TWENTY years after the Seven-Day War tore the Edendale Valley apart, the fatal conflict remains a painful part of Pietermaritzburg’s history, and many of those who survived are still scarred.

Among the few fortunate who have rebuilt their lives is Mxolisi Mchunu. Mchunu is the head researcher at the Msunduzi Museum and is working towards his PhD.

He is studying the Seven-Day War and its effect on local communities. He has travelled the globe delivering speeches on the war.

Mchunu says he was 12 years old when he and his family had to flee in the early hours of March 25, the first day of the war. He says the IFP warriors had invaded their area in KwaShange, destroying everything in their path.

“Because we had heard the warning call too late, we could not make it very far so we decided to hide in a river stream until things cooled down.”

He says they stayed in that stream from 6 am till nearly midnight, when they managed to make their way to a mission where people were hiding, and then the whole community fled to the refugee camps near Georgetown.

Mchunu counts himself as one of the lucky few who have not been destroyed by the emotional scars left by the war. “I was able to return to school afterwards and graduate and further my studies at university level, but most of my peers were not so lucky.

“After the war, most people lost everything and the children who had dropped out of school were never able to go back, and their lives, consumed by heavy drinking, went out of control.”

Mchunu says that although he suffered, he was fortunate that he had a lot of support to help him rebuild his life.

A mere kilometre away from Mchunu’s homestead in KwaShange lies KwaMnyandu.
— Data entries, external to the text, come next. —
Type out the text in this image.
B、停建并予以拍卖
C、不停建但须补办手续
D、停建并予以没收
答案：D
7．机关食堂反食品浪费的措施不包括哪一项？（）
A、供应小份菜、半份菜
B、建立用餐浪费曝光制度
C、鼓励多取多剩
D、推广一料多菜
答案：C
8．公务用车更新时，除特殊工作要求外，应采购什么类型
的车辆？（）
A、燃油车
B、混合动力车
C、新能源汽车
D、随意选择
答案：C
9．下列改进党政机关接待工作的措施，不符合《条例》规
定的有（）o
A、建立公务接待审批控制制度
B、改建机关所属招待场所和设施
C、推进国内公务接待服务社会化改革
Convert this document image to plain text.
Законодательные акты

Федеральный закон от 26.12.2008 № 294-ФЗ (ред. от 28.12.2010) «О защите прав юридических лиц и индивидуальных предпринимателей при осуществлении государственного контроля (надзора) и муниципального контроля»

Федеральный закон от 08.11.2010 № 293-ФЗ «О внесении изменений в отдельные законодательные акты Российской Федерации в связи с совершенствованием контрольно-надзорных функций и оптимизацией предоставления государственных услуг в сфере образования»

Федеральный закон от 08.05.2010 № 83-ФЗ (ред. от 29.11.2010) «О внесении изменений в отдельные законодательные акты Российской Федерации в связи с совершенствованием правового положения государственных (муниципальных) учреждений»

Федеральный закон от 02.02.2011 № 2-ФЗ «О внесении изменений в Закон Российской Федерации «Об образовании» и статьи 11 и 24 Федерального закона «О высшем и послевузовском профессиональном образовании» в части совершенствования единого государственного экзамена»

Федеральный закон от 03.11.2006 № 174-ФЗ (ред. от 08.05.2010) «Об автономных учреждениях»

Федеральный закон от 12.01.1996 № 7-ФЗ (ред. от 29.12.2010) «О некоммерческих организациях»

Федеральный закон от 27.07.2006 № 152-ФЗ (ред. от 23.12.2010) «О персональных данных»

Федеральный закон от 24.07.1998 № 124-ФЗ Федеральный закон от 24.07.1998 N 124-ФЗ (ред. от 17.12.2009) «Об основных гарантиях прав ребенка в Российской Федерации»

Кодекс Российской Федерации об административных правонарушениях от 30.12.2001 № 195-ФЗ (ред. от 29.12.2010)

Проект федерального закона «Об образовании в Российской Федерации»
Nestled among the trees and tall vegetation, the area is a picturesque scene of harmony between people and nature.

Yet it too was devastated by the war: people were killed, homes burned and businesses looted and burnt to the ground.

The area is now peaceful, with some of the people who fled having now returned and more people coming to live in the area.

However, a businessman from the area, Phineous Zondi, says he will never return there after what he witnessed and lost during the war.

“In the area, I am probably one of the people who suffered most,” he says.

Zondi owned seven businesses before the war. They included a grocery store, butcheries and a bottle store, but the war wiped him out.

He says he lost everything, and he recently opened a small convenience store “not in the level of my previous businesses, just to keep the wolves from the door”.

“I have neither the resources nor the resolve to start again and build up my businesses. I am just grateful to still be alive.”

A few metres from Zondi’s former stores is another businessman, Thembitshe Mncibi.

He lost everything and has been down on his luck ever since.

His is a sad story. His businesses were looted and destroyed, his cars were burnt and his home behind his two convenience stores was burnt to the ground. He now lives in a shabby two-room house behind the structure of his business.

“When the they raided my shop, all my things were taken,” he says.

Mncibi says he fled the area 12 years ago after he had lost everything

“I was never able to recover from the war. I came back here eight years ago to try and rebuild, but I have found it impossible as I am unemployed and I have nothing.”